He did it. He planned and executed the perfect Mother’s Day. I knew he had it in him.
Want to know our normal? For almost every gift he’s ever given me, I have sent him the idea over email as an act of mercy because he stresses so much anytime he has to come up with something. Often, I have to purchase it for him in order for him to be able to give it to me on time. Almost every holiday, the gift of choice was something practical- like a spatula because ours broke or socks or clothes for him because he fights me every time I buy him something new and he couldn’t fight me if it was his anniversary gift to me. No joke.
But not this time! I woke up to my husband asking what I wanted for breakfast.

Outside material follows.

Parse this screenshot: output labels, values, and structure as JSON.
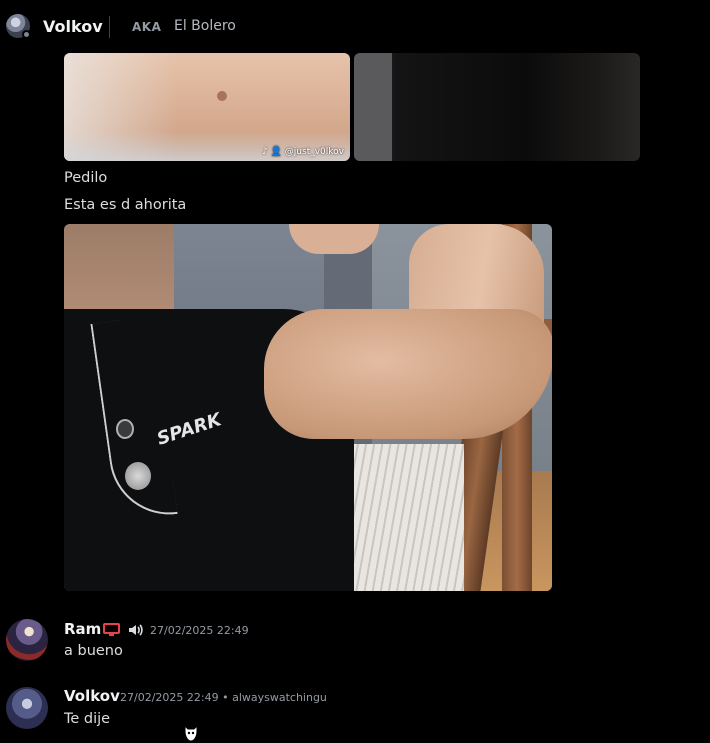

Then after snuggling back under the covers for about 30 minutes, enjoying the sounds of him getting the girls ready for the day, my four year old showed up and let me know that I was needed downstairs. As we sauntered down together, the smell of fresh coffee filled the air, and I was greeted by my breakfast, a card, and an empty vase. “Wait right here, mommy,” she said as she ran off to the garage. Then my girls took turns parading in with one flower at a time and telling me a reason they loved me. I could hear my husband’s whispers, directing them to success.

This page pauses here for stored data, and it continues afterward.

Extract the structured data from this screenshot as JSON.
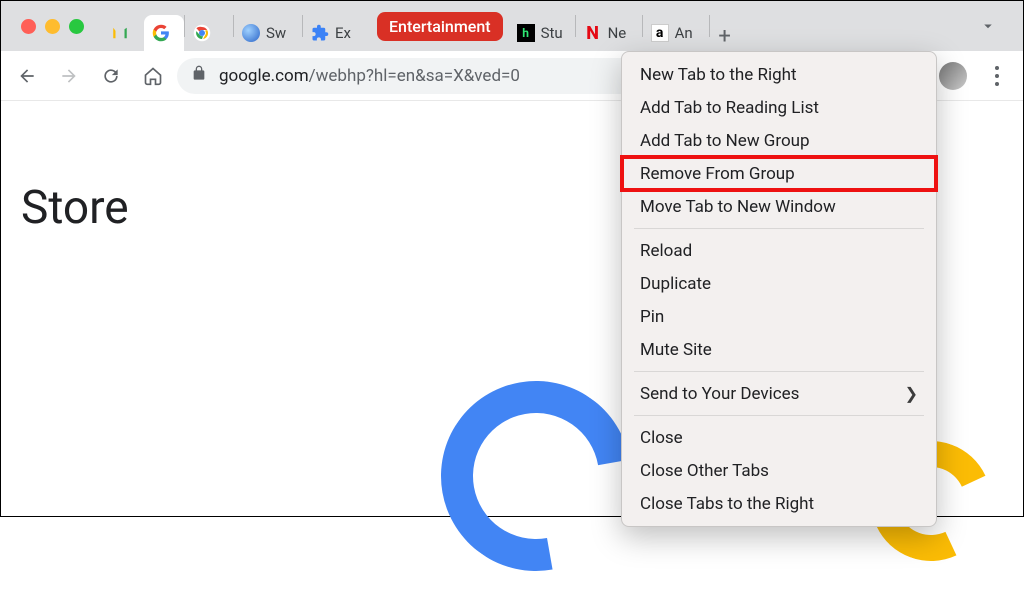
{
  "tabs": {
    "group_label": "Entertainment",
    "t2_label": "Sw",
    "t3_label": "Ex",
    "t4_label": "Stu",
    "t5_label": "Ne",
    "t6_label": "An"
  },
  "omnibox": {
    "host": "google.com",
    "path": "/webhp?hl=en&sa=X&ved=0"
  },
  "page": {
    "store_label": "Store"
  },
  "context_menu": {
    "items": [
      "New Tab to the Right",
      "Add Tab to Reading List",
      "Add Tab to New Group",
      "Remove From Group",
      "Move Tab to New Window"
    ],
    "items2": [
      "Reload",
      "Duplicate",
      "Pin",
      "Mute Site"
    ],
    "items3_label": "Send to Your Devices",
    "items4": [
      "Close",
      "Close Other Tabs",
      "Close Tabs to the Right"
    ],
    "highlighted_index": 3
  }
}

It was perfect. I felt so loved and so appreciated.
You might be thinking, “How sweet! He is so romantic!” But, you would be slightly off. Don’t get me wrong, he may pull off a few good moments here and there, but my dear husband is not romantic. This is as good as it gets.
And while it can be disappointing, it doesn’t help at all to make him feel badly about it. In fact, I learned that doing that backfires! It’s more pressure and he freezes up even more in his ability to execute. Then I just end up with last minute dyed neon flowers. I hate dyed neon flowers.
Now let me explain that I’m really not a gifts person. It is my least important love language, in fact. However, when a gift is expected and he fails miserably, it makes me feel like he just doesn’t care enough to take five minutes and figure something out. Don’t I matter at all? What about all that wasted time on his phone! Come on!
But, that mindset helps nothing either. It just causes division and hurt feelings. So instead I save the good cards and read them when I stumble across them. When he does something really romantic, I let him know how much I appreciate it and suggest he just repeat the same thing each year. That way, I feel special and he doesn’t have to stress over thinking of a new idea. And I just keep sending him gift ideas as an act of love. (He always gives me a big hug and a thank you when I help him out). And when I’m secretly disappointed that he didn’t come up with his own sweet idea to surprise me, I smile, say thank you for whatever I bought and wrapped for myself, and enjoy knowing that I was able to love him by helping him feel successful.
He does love me. I just have to focus on the ways he shows me that other than well thought-out and executed romantic gestures.